Once they are too old to be handled, many cubs are sold into the black market for their parts, the pet trade, or are killed.
Cubs used in these businesses are rarely given the appropriate diet which leads to health problems as they grow older.
What Is A True Sanctuary?
Businesses that use cubs as props often say that they operate a sanctuary where the cubs will go as they grow up, but that is not the truth.
- Sanctuaries do not breed animals. Breeding animals outside of Species Survival Plans or Population Management Plans is not conservation.
- Sanctuaries do not allow the public to come into contact with any animals. This practice is one that is dangerous to both humans and animals.
- Sanctuaries do not buy, sell, or trade any of their animals or their parts. No money is ever exchanged for animals, or their parts after death, at a true sanctuary.
- Sanctuaries are 501(c)(3) non-profits. A sanctuary works toward its mission, not to make a profit.

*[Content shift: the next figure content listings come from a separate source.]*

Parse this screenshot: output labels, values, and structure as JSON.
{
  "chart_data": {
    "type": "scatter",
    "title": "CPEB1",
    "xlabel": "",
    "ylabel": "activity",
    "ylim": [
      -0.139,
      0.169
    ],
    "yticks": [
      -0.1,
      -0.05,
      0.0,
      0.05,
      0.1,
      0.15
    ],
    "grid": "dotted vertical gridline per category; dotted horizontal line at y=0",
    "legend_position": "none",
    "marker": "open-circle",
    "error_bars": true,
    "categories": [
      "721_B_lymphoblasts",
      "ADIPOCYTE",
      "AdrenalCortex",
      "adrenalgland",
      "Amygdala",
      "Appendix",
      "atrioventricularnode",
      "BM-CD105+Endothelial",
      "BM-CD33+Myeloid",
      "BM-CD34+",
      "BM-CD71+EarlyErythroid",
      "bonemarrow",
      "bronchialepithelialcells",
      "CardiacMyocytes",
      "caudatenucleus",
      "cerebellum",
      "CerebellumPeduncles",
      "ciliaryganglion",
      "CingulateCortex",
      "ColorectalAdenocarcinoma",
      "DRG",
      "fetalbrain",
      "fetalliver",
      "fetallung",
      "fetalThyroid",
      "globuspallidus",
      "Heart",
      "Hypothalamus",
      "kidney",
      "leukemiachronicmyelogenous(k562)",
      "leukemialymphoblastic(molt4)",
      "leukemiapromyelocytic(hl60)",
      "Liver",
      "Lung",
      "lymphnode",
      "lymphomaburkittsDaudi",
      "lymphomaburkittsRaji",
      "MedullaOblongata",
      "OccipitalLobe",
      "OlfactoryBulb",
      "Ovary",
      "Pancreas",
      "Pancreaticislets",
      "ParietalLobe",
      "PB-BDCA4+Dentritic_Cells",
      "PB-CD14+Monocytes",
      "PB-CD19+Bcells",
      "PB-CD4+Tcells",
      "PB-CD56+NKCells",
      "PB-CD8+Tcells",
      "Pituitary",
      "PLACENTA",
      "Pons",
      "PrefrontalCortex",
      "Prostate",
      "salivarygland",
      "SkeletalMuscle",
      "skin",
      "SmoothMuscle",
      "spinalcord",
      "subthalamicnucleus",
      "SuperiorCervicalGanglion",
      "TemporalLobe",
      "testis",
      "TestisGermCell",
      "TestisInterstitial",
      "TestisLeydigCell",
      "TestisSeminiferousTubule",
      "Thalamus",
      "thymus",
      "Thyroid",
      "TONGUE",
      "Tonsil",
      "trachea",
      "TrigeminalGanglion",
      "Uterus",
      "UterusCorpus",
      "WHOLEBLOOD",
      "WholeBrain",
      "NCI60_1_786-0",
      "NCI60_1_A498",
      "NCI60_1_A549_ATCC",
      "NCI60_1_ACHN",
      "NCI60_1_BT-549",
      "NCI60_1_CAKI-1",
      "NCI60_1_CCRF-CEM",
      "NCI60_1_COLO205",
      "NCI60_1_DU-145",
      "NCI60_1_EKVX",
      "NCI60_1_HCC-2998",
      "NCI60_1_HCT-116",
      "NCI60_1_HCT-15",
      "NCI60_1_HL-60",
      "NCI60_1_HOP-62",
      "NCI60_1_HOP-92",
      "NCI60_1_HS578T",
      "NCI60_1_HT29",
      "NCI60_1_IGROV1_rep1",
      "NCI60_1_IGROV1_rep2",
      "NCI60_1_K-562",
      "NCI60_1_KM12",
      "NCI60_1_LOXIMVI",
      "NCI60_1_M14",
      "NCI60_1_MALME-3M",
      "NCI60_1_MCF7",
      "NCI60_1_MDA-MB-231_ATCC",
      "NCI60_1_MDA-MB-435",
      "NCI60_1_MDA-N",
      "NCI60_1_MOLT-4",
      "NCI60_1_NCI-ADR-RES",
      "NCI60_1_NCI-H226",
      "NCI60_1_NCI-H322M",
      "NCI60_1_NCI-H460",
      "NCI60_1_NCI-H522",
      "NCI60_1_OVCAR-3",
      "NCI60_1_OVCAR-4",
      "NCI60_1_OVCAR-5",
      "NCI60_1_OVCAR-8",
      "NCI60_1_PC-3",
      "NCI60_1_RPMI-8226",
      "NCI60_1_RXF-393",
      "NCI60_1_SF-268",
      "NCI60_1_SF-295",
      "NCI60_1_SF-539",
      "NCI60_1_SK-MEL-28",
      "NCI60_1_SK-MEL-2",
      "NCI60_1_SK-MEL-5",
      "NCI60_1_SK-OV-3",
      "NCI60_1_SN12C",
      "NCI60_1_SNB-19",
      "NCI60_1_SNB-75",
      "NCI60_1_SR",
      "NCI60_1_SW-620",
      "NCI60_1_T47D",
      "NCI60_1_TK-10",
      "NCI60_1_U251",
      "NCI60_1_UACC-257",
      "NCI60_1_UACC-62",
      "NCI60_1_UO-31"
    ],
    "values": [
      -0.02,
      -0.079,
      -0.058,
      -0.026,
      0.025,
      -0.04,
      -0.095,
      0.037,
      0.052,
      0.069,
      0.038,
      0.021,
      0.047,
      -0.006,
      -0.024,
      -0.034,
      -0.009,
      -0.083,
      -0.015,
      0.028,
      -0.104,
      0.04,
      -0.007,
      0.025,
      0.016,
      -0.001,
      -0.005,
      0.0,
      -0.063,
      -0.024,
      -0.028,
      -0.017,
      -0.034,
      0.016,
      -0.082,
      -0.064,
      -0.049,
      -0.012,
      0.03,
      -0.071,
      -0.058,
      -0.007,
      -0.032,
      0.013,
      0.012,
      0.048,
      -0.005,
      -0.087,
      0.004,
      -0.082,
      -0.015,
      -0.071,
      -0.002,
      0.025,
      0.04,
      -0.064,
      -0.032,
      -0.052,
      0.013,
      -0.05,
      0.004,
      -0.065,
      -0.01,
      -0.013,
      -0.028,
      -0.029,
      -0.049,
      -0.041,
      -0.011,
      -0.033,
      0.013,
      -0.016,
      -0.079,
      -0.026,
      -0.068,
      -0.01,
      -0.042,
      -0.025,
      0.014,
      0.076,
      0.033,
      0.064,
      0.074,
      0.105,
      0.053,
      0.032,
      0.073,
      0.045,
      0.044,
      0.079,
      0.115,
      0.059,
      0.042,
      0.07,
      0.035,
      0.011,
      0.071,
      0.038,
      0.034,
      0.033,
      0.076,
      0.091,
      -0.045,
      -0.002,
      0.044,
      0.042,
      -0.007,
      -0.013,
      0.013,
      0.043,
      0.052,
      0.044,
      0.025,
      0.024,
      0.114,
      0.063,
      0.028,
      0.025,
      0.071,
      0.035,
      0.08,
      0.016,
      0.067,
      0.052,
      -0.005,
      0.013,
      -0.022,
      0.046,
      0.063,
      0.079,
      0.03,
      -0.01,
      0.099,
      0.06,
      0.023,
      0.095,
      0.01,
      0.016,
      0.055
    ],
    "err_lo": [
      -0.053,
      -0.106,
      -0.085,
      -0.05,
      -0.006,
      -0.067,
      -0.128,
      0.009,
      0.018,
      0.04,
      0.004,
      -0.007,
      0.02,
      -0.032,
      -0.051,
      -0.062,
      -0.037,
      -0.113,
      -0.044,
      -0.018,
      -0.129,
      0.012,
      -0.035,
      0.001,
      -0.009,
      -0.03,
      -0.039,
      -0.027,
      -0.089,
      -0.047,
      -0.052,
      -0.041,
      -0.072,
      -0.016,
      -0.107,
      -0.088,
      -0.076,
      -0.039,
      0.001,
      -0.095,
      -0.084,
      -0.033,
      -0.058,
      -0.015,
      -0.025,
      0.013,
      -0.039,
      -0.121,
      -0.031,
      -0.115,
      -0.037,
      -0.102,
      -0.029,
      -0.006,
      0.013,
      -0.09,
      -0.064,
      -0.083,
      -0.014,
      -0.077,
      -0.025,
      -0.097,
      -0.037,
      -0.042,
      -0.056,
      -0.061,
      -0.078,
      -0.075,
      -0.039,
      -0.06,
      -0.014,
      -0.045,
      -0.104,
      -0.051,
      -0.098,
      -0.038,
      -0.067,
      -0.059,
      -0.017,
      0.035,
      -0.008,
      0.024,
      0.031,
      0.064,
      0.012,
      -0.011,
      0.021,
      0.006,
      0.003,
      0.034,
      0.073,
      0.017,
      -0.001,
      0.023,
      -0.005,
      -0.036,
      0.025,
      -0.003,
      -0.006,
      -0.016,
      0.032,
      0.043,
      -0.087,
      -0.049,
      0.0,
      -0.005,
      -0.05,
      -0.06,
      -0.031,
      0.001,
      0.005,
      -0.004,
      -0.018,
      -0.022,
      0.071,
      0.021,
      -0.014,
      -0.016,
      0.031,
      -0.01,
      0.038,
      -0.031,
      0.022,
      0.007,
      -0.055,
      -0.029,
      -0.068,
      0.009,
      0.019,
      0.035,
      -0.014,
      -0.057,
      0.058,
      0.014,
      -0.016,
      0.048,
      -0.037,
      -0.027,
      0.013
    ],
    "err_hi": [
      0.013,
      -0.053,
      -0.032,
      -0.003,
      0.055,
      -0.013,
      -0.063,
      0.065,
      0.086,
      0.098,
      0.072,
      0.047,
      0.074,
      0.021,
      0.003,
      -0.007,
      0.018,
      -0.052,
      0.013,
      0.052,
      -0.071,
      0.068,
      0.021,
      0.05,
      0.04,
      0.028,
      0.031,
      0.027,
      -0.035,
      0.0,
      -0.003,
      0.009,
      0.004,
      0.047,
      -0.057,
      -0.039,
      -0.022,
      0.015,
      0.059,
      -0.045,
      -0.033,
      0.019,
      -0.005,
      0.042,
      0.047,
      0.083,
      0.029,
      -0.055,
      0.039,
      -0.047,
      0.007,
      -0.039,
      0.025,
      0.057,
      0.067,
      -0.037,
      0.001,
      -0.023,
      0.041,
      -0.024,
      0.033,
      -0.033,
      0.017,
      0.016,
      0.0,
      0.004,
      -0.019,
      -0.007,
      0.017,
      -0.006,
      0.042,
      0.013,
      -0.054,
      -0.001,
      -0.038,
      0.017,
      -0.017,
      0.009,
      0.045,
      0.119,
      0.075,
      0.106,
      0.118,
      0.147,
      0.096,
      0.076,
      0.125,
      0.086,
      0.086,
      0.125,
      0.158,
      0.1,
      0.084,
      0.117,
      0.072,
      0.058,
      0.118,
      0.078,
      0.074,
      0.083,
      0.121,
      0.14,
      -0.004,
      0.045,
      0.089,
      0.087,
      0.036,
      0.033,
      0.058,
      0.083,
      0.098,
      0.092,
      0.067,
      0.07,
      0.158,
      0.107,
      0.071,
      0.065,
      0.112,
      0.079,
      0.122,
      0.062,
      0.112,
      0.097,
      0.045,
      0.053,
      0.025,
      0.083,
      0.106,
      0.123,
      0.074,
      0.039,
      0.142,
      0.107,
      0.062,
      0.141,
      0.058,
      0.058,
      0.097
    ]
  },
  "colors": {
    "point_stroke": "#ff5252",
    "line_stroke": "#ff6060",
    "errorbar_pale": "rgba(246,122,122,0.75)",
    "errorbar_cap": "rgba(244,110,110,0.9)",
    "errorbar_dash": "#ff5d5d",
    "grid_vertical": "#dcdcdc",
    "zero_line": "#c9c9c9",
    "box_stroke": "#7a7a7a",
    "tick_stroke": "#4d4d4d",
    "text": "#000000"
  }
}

Carolina Tiger Rescue is the only federally-defined wild cat sanctuary in North Carolina.
Let Your Values Guide Your Choices
- Avoid facilities that allow cub petting, and those that are breeding outside of Species Survival Plans and Population Management Plans.
- Educate your friends and family about the dangers of cub petting.
- Avoid businesses that exploit animals for profit. Wild animals do not belong in entertainment acts at a fair or circus, nor should they be handled by the public.
- Speak up! Ask questions of business owners who claim they are protecting animals by using them as props.
- If you see abuse at a wild animal exhibition, please report that to the USDA – the agency tasked with overseeing animal care – and to your local animal control office.